Last reviewed: 1 June 2026
Sanitized example messages
Illustrative, sanitized examples. Personal details are replaced with placeholders such as [phone number] and [fake link].
[Bank]: A new payee [name] has been added to your account. If this wasn't you, cancel here: [fake link]
ALERT from [Bank]: Outgoing transfer of [amount] to [payee] authorised. Not you? Call [fake number] immediately.
[Bank] Security: Your account payee list was updated on [date]. Verify your identity to protect your account: [fake link]
Unusual activity: new bank transfer payee added. If you didn't do this, tap to cancel within 15 minutes: [fake link]
What the scammer wants
To make you panic and either click a phishing link or call a spoofed number, where you are tricked into providing login credentials, one-time codes, or authorising a 'reverse transfer' that actually moves money to the scammer.
Red flags in the message
- Urgency with a very short window to 'cancel'
- A link to a domain that is not your bank's official website
- A callback number embedded in the text rather than the number on your card
- Request for a one-time code, PIN, or password over phone or link
- Texts from a new number even though your bank always uses the same one
A safe response
Do not click or call back. Log in to your bank app directly by typing the address or using your app, and check the payee list there. If in doubt, call the number on the back of your card only.
What not to send
- Online banking passwords or PINs
- One-time passcodes (OTPs)
- Full card details
What to do if you already replied
- Call your bank's fraud line using the number on your card or bank statement immediately
- Change your online banking password and revoke any sessions
- Report the text to your national messaging-abuse service (e.g. 7726 in the UK)
Evidence to preserve
- Screenshot the full message or call details
- Note the sender number, email, or profile
- Save any links (without clicking) and payment details
- Record dates and times
Frequently asked questions
I clicked the link and logged in on the page — is my account compromised?
Treat it as likely compromised and act quickly: log in to your real account through the official app or a number on your card, change your password, and ask your bank to review recent activity and freeze any suspicious new payees or transactions.
I gave them a one-time passcode over the phone — how serious is that?

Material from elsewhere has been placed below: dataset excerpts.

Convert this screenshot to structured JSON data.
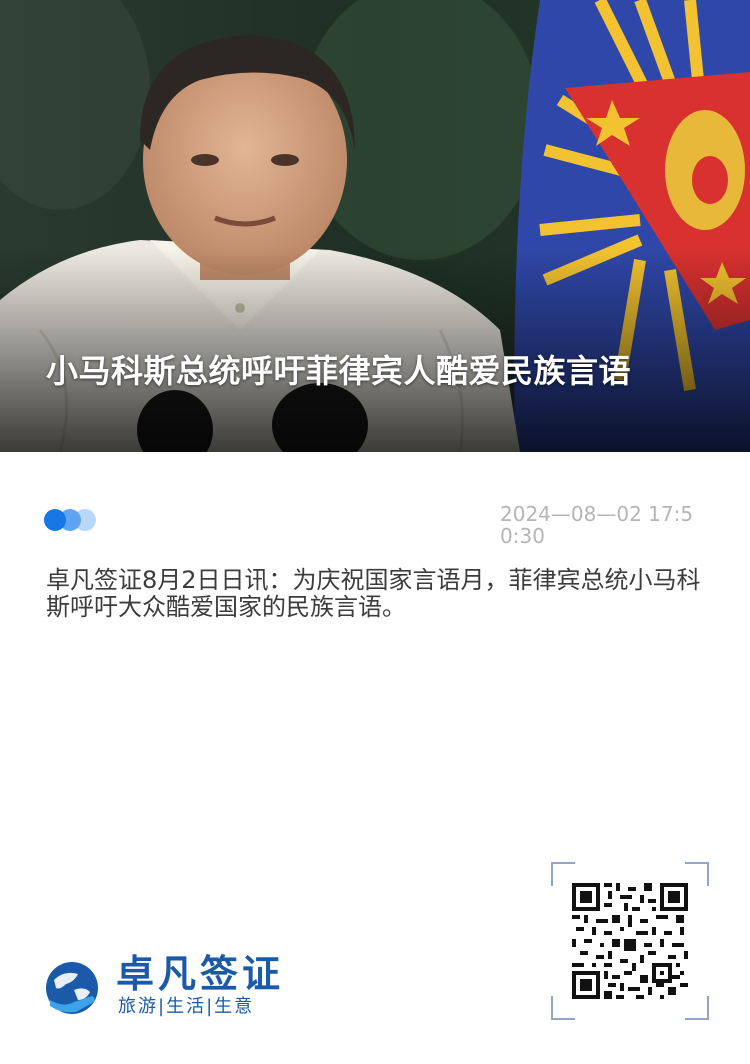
{
  "hero": {
    "title": "小马科斯总统呼吁菲律宾人酷爱民族言语"
  },
  "meta": {
    "timestamp": "2024—08—02 17:50:30",
    "loading_indicator": "three-dots-icon"
  },
  "article": {
    "body": "卓凡签证8月2日日讯：为庆祝国家言语月，菲律宾总统小马科斯呼吁大众酷爱国家的民族言语。"
  },
  "brand": {
    "name": "卓凡签证",
    "slogan": "旅游|生活|生意",
    "logo_icon": "globe-hand-logo-icon"
  },
  "qr": {
    "icon": "qr-code-icon"
  },
  "colors": {
    "brand_blue": "#1a5aa8",
    "dot_primary": "#1677e6",
    "timestamp_gray": "#b5b5b5",
    "body_text": "#3c3c3c"
  }
}
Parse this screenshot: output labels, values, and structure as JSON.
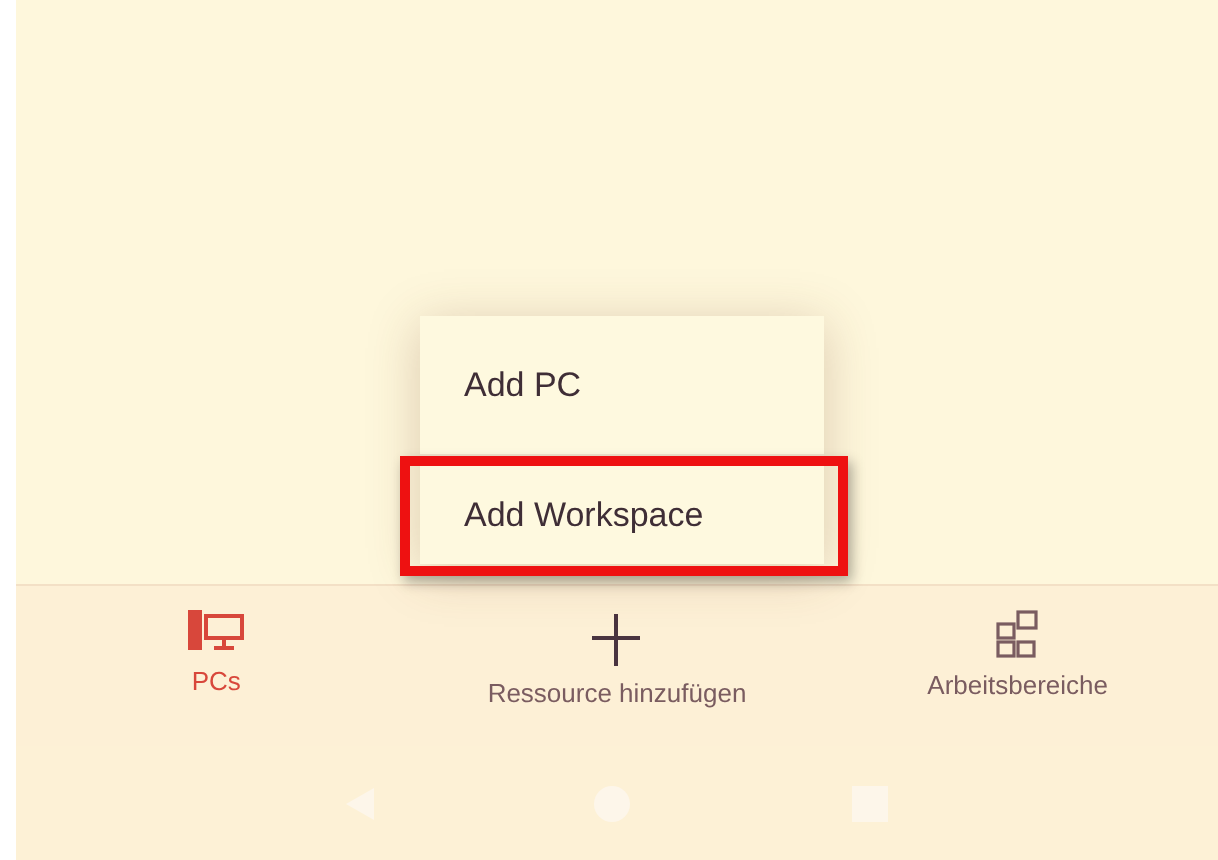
{
  "menu": {
    "items": [
      {
        "label": "Add PC",
        "highlighted": false
      },
      {
        "label": "Add Workspace",
        "highlighted": true
      }
    ]
  },
  "bottom_nav": {
    "items": [
      {
        "label": "PCs",
        "kind": "pcs",
        "selected": true
      },
      {
        "label": "Ressource hinzufügen",
        "kind": "add",
        "selected": false
      },
      {
        "label": "Arbeitsbereiche",
        "kind": "workspaces",
        "selected": false
      }
    ]
  }
}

This is serious, as one-time codes are often the last step scammers need to move money or take over your account. Contact your bank immediately through their official number to report the code was shared under false pretenses so they can act quickly.
How can I check if a new payee was really added to my account?
Open your bank's official app or website directly, without using the link or number from the text, and check your payee list and recent activity yourself. If anything looks wrong, contact your bank through the number printed on your card or statement.
Is it safe to reply to the text asking if it's genuine?
No, avoid replying — banks don't verify fraud alerts through text reply, and responding only confirms your number is active to whoever sent it. Instead, go directly to your bank's official app, website, or phone line to check.